Qualcosa è qualcosa solo nella sua finitudine … e questa non è solo concretezza logica . Nella finitudine le cose ci accadono come irripetibili. Il senso della totalità del mondo è garantito dalla sua mortalità, dal suo fine, dal suo finire. La finitezza è il senso”.
Cordialmente.
Antonio
Grazie Marina per questa interessante riflessione, che mostra come la negazione della nostra natura mortale sia intimamente legata al rifiuto dei limiti alla nostra azione nel mondo, al nostro dissennato modello di sviluppo, alla volontà di potenza che abbiamo visto dispiegarsi nelle sue peggiori forme nel corso della storia moderna.

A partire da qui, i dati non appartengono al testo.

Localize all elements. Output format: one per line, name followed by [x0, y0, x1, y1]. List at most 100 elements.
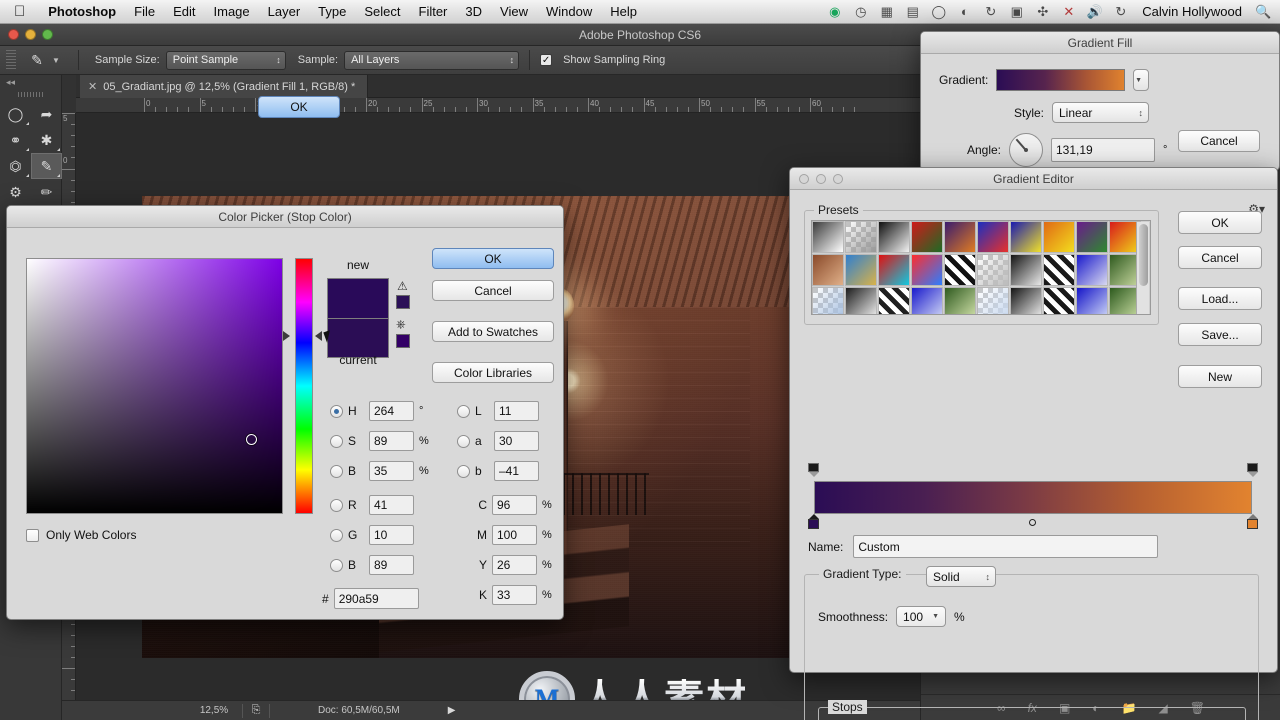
brush-icon[interactable]: ✏	[31, 179, 62, 205]
hue-slider-right-handle[interactable]	[315, 331, 322, 341]
menu-edit[interactable]: Edit	[164, 0, 204, 24]
gradient-editor-new-button[interactable]: New	[1178, 365, 1262, 388]
text-icon[interactable]: ▦	[878, 3, 895, 20]
timemachine-icon[interactable]: ↻	[982, 3, 999, 20]
radio-h[interactable]	[330, 404, 343, 418]
gradient-preset-swatch[interactable]	[878, 221, 910, 253]
gradient-preset-swatch[interactable]	[1076, 287, 1108, 314]
gradient-type-select[interactable]: Solid	[926, 566, 996, 587]
rgb-g-input[interactable]: 10	[369, 525, 414, 545]
gradient-preset-swatch[interactable]	[911, 287, 943, 314]
rgb-b-input[interactable]: 89	[369, 555, 414, 575]
gradient-midpoint-marker[interactable]	[1029, 519, 1036, 526]
gradient-preset-swatch[interactable]	[1076, 254, 1108, 286]
opacity-stop-left[interactable]	[808, 463, 819, 477]
gradient-preset-swatch[interactable]	[812, 221, 844, 253]
search-icon[interactable]: 🔍	[1255, 3, 1272, 20]
color-stop-left[interactable]	[808, 514, 819, 530]
gradient-editor-load-button[interactable]: Load...	[1178, 287, 1262, 310]
close-window-button[interactable]	[799, 174, 809, 184]
dropbox-icon[interactable]: ◉	[826, 3, 843, 20]
cmyk-c-input[interactable]: 96	[492, 495, 537, 515]
add-to-swatches-button[interactable]: Add to Swatches	[432, 321, 554, 342]
gradient-preset-swatch[interactable]	[1043, 254, 1075, 286]
gradient-preset-swatch[interactable]	[944, 287, 976, 314]
radio-a[interactable]	[457, 434, 470, 448]
show-sampling-ring-checkbox[interactable]: ✓	[540, 54, 553, 66]
gradient-preset-swatch[interactable]	[845, 221, 877, 253]
saturation-brightness-field[interactable]	[26, 258, 283, 514]
gradient-preset-swatch[interactable]	[845, 287, 877, 314]
gradient-bar-area[interactable]	[808, 463, 1258, 529]
lab-a-input[interactable]: 30	[494, 431, 539, 451]
display-icon[interactable]: ▣	[1008, 3, 1025, 20]
document-tab[interactable]: ✕ 05_Gradiant.jpg @ 12,5% (Gradient Fill…	[80, 75, 369, 98]
play-arrow-icon[interactable]: ▶	[448, 705, 456, 716]
hue-slider[interactable]	[295, 258, 313, 514]
shield-icon[interactable]: ◯	[930, 3, 947, 20]
horizontal-ruler[interactable]: 051015202530354045505560	[76, 98, 920, 113]
gradient-preset-swatch[interactable]	[944, 221, 976, 253]
gradient-preset-swatch[interactable]	[1010, 221, 1042, 253]
radio-s[interactable]	[330, 434, 343, 448]
presets-scrollbar[interactable]	[1136, 222, 1149, 314]
color-stop-right[interactable]	[1247, 514, 1258, 530]
menu-image[interactable]: Image	[205, 0, 259, 24]
sync-icon[interactable]: ↻	[1112, 3, 1129, 20]
healing-brush-icon[interactable]: ⚙	[0, 179, 31, 205]
quick-selection-icon[interactable]: ✱	[31, 127, 62, 153]
web-safe-swatch[interactable]	[396, 334, 410, 348]
menu-help[interactable]: Help	[601, 0, 646, 24]
radio-g[interactable]	[330, 528, 343, 542]
hex-input[interactable]: 290a59	[333, 588, 419, 609]
color-picker-cancel-button[interactable]: Cancel	[432, 280, 554, 301]
only-web-colors-checkbox[interactable]	[26, 528, 39, 542]
window-controls[interactable]	[8, 29, 53, 40]
hue-slider-left-handle[interactable]	[283, 331, 290, 341]
chevron-down-icon[interactable]: ▼	[52, 56, 60, 65]
gradient-editor-save-button[interactable]: Save...	[1178, 323, 1262, 346]
gamut-warning-swatch[interactable]	[396, 295, 410, 309]
gradient-preset-swatch[interactable]	[1010, 287, 1042, 314]
wifi-icon[interactable]: ◐	[956, 3, 973, 20]
gradient-preset-swatch[interactable]	[1010, 254, 1042, 286]
angle-input[interactable]: 131,19	[1051, 138, 1155, 162]
menu-filter[interactable]: Filter	[410, 0, 457, 24]
gradient-editor-ok-button[interactable]: OK	[1178, 211, 1262, 234]
clock-icon[interactable]: ◷	[852, 3, 869, 20]
close-window-button[interactable]	[8, 29, 19, 40]
gradient-editor-window-controls[interactable]	[799, 174, 843, 184]
gradient-bar[interactable]	[814, 481, 1252, 514]
radio-r[interactable]	[330, 498, 343, 512]
gamut-warning-icon[interactable]: ⚠	[397, 279, 408, 293]
tools-panel-grip[interactable]	[17, 92, 44, 97]
options-bar-grip[interactable]	[6, 50, 16, 70]
color-libraries-button[interactable]: Color Libraries	[432, 362, 554, 383]
radio-lab-b[interactable]	[457, 464, 470, 478]
gradient-preset-swatch[interactable]	[812, 254, 844, 286]
gradient-preset-swatch[interactable]	[845, 254, 877, 286]
smoothness-input[interactable]: 100	[896, 606, 947, 627]
zoom-level[interactable]: 12,5%	[186, 705, 242, 716]
sample-select[interactable]: All Layers	[344, 50, 520, 70]
minimize-window-button[interactable]	[25, 29, 36, 40]
presets-list[interactable]	[811, 220, 1151, 315]
mail-x-icon[interactable]: ✕	[1060, 3, 1077, 20]
zoom-window-button[interactable]	[833, 174, 843, 184]
rgb-r-input[interactable]: 41	[369, 495, 414, 515]
gradient-preset-swatch[interactable]	[977, 287, 1009, 314]
close-icon[interactable]: ✕	[88, 80, 97, 93]
cmyk-m-input[interactable]: 100	[492, 525, 537, 545]
hsb-h-input[interactable]: 264	[369, 401, 414, 421]
gradient-preset-swatch[interactable]	[1043, 221, 1075, 253]
opacity-stop-right[interactable]	[1247, 463, 1258, 477]
collapse-tools-button[interactable]: ◂◂	[0, 75, 61, 90]
menu-app-name[interactable]: Photoshop	[39, 0, 125, 24]
gradient-fill-cancel-button[interactable]: Cancel	[1178, 130, 1260, 152]
gradient-preset-swatch[interactable]	[878, 254, 910, 286]
menu-layer[interactable]: Layer	[259, 0, 310, 24]
sample-size-select[interactable]: Point Sample	[165, 50, 286, 70]
gradient-preset-swatch[interactable]	[977, 254, 1009, 286]
gradient-preset-swatch[interactable]	[944, 254, 976, 286]
eyedropper-icon[interactable]: ✎	[31, 153, 62, 179]
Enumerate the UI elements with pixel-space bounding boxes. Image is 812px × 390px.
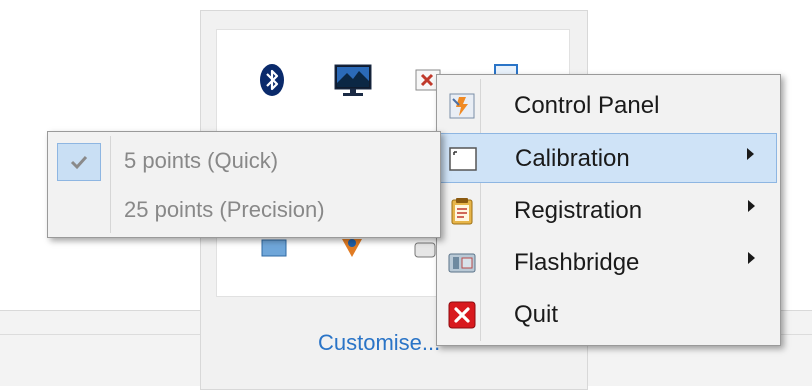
display-monitor-icon[interactable] bbox=[333, 60, 373, 100]
bluetooth-icon[interactable] bbox=[256, 64, 288, 96]
checkmark-icon bbox=[57, 143, 101, 181]
menu-item-flashbridge[interactable]: Flashbridge bbox=[440, 238, 777, 288]
tray-context-menu: Control Panel Calibration Registration F… bbox=[436, 74, 781, 346]
menu-item-label: Control Panel bbox=[514, 92, 660, 119]
customise-link[interactable]: Customise... bbox=[318, 330, 440, 356]
quit-icon bbox=[447, 300, 477, 330]
menu-item-label: Calibration bbox=[515, 145, 630, 172]
menu-item-label: Quit bbox=[514, 301, 559, 328]
menu-item-label: Flashbridge bbox=[514, 249, 640, 276]
calibration-icon bbox=[448, 144, 478, 174]
submenu-arrow-icon bbox=[748, 200, 755, 212]
flashbridge-icon bbox=[447, 248, 477, 278]
submenu-item-label: 25 points (Precision) bbox=[124, 197, 325, 222]
menu-item-control-panel[interactable]: Control Panel bbox=[440, 81, 777, 131]
control-panel-icon bbox=[447, 91, 477, 121]
submenu-item-25-points[interactable]: 25 points (Precision) bbox=[51, 186, 437, 234]
submenu-arrow-icon bbox=[748, 252, 755, 264]
menu-item-label: Registration bbox=[514, 197, 643, 224]
menu-item-registration[interactable]: Registration bbox=[440, 186, 777, 236]
menu-item-quit[interactable]: Quit bbox=[440, 290, 777, 340]
submenu-item-5-points[interactable]: 5 points (Quick) bbox=[51, 137, 437, 185]
menu-item-calibration[interactable]: Calibration bbox=[440, 133, 777, 183]
submenu-item-label: 5 points (Quick) bbox=[124, 148, 279, 173]
submenu-arrow-icon bbox=[747, 148, 754, 160]
calibration-submenu: 5 points (Quick) 25 points (Precision) bbox=[47, 131, 441, 238]
registration-icon bbox=[447, 196, 477, 226]
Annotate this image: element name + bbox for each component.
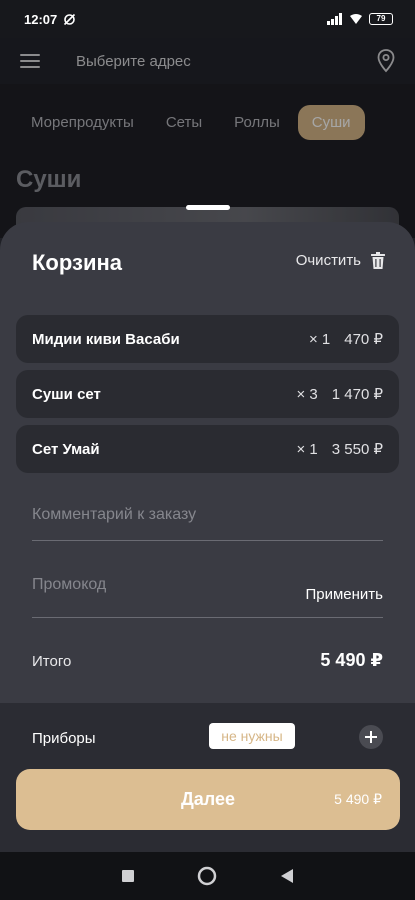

Paradossalmente, la rimozione del limite naturale della morte (della nostra morte individuale) ci ha portato e ci porta così vicini alla distruzione della vita: violenza verso gli altri esseri umani (la cui mortalità, chissà perché, non ci turba o ci turba meno), annientamento del legame sociale, distruzione del nostro stesso habitat naturale.
Recuperare il senso della mortalità – accettarla, come dice giustamente Antonio, come orizzonte che consente il dispiegarsi della nostra libertà e creatività, oltre che della nostra responsabilità – potrebbe aiutarci a recuperare un rapporto di equilibrio con la natura e ridare forza all’umana solidarietà?
Chissà, sotto questa bella nevicata, stamattina sembra tutto più semplice…. Un saluto a tutte e tutti. Anna
Grazie Paola, Antonio e Anna per le vostre preziose riflessioni!
In fondo troviamo la morte ad ogni limite e il miglior modo di vivere mi sembra quello di inoltrarsi al confine, la dove noi finiamo, luogo dell’ignoto e dell’incontro con l’altro, del rischio di viversi.
Proprio oggi ho detto un ultimo ciao ad un amico. Un uomo buono,onesto e che ho avuto l’onore di conoscere. Già,e’ un luogo comune,ma in questi momenti si apprezza,condivide,interiorizza una volta di più la frase citata di Tocqueville. Grazie Marina!
E’ proprio così, caro Sandro. Grazie per aver condiviso la tua tristezza e la tua saggezza.